Dual Feed, center return: kinda old school, allows max of 3 injectors in a row. According to Hypertune, Aeromotive and other reputable companies this is actually bad because when the fuel meets in the middle (at speed) it creates a turbulence that can affect the injectors near the merge.

Single Feed, Single return: Simple, less fittings and hose, OEM install method. Puts 6 injectors in a row which commonly sounds like there will be less flow/pressure available to the far end.

Single center feed, dual return: not a very common install (to my knowledge), max 3 injectors in a row. More fittings used then straight through. Can't really see a down side otherwise.

I have yet to see any hard data on this, just a lot of people claiming one or the other is better. I would love to throw like 8 pressure senders on a system and see if theres a measurable difference anywhere.

I have an opinion but I want to see what others with different experiences etc have to say before I colour this thread with my theory.


Hello i have used all of these methods over the years and have seen no difference in doing it either of these ways

i like to keep things simple now so just one in and one out and I don't short change the effect of having the rest of the fuel system up to the job i want it to do, it is really important to match the correct lines, fuel pump and regulator to any build

I agree Ross.

My 0.02;

Your fuel system should be sized properly and maintain pressure even at full flow. This means that there will always be flow in the return line and pressure at the regulator. Having your pump sized properly to maintain flow at pressure under boost and not forgetting that theres a bit of pressure drop along the lines.

Fuel pulsation dampers are meant for dealing with acoustics within the fuel rail and OEM hard lines. If you're swapping in rubber lines or even stainless braided rubber lines, this usually solves that problem. Paul Yaw did a talk at SEMA one year for Injector Dynamics and covers this well. Find it on youtube.

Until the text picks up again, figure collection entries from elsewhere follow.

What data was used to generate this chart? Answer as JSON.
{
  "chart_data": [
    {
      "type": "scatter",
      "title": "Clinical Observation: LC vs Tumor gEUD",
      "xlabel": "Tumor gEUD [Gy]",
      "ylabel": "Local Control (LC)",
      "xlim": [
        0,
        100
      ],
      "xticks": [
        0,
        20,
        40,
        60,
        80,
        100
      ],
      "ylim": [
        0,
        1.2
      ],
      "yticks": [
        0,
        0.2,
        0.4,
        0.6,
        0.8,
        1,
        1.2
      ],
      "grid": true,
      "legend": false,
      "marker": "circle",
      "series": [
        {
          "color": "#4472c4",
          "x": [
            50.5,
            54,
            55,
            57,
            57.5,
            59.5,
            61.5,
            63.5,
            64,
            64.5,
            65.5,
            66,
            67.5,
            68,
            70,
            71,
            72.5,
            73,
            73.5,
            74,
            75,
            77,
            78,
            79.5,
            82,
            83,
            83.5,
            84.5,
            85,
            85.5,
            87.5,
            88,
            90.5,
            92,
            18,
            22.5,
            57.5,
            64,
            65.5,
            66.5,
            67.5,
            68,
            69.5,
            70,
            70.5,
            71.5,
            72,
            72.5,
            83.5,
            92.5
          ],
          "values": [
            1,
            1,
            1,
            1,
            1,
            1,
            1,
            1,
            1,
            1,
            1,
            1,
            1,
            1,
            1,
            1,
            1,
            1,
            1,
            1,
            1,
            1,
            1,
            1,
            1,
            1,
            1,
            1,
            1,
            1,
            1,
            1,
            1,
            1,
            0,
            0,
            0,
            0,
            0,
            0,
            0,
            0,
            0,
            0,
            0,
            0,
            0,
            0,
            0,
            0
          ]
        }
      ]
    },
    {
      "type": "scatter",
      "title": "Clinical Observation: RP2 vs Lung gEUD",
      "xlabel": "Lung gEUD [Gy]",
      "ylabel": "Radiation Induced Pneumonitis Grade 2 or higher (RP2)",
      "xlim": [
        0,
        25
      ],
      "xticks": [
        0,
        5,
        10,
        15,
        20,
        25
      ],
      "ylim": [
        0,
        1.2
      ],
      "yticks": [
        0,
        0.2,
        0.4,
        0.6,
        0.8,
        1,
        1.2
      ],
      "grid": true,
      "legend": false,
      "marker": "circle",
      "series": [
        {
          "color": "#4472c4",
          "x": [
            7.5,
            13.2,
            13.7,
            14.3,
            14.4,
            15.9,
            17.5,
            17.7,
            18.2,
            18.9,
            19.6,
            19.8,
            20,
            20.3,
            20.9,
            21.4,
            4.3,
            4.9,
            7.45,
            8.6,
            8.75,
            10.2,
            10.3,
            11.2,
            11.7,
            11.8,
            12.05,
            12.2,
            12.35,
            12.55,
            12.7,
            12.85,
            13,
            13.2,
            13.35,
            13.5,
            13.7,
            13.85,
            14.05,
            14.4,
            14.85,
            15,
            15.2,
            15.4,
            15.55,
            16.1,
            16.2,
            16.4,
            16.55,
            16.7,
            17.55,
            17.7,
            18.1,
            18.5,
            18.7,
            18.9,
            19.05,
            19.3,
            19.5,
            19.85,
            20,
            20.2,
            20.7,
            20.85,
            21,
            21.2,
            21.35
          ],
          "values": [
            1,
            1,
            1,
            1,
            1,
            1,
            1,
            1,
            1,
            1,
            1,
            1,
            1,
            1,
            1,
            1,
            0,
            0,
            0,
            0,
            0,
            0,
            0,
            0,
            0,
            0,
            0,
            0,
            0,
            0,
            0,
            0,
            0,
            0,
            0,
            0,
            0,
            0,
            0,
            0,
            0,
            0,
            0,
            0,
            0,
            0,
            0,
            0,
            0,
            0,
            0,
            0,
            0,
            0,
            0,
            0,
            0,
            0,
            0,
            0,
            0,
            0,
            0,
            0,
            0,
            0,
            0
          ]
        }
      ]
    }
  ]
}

For me, I'm into simplicity and less cost in AN lines. Straight in and out, no Y. Simple, and very effective if the system is built/sized well. If the pressure regulator is doing its job the rest of the system before it shall be at the same pressure (or even slightly higher but in the case of the rail its the same) at each injector.

This has been my experience and is not concrete fact. One day maybe I will put 8 pressure sensors in a rail and gather some data to compare.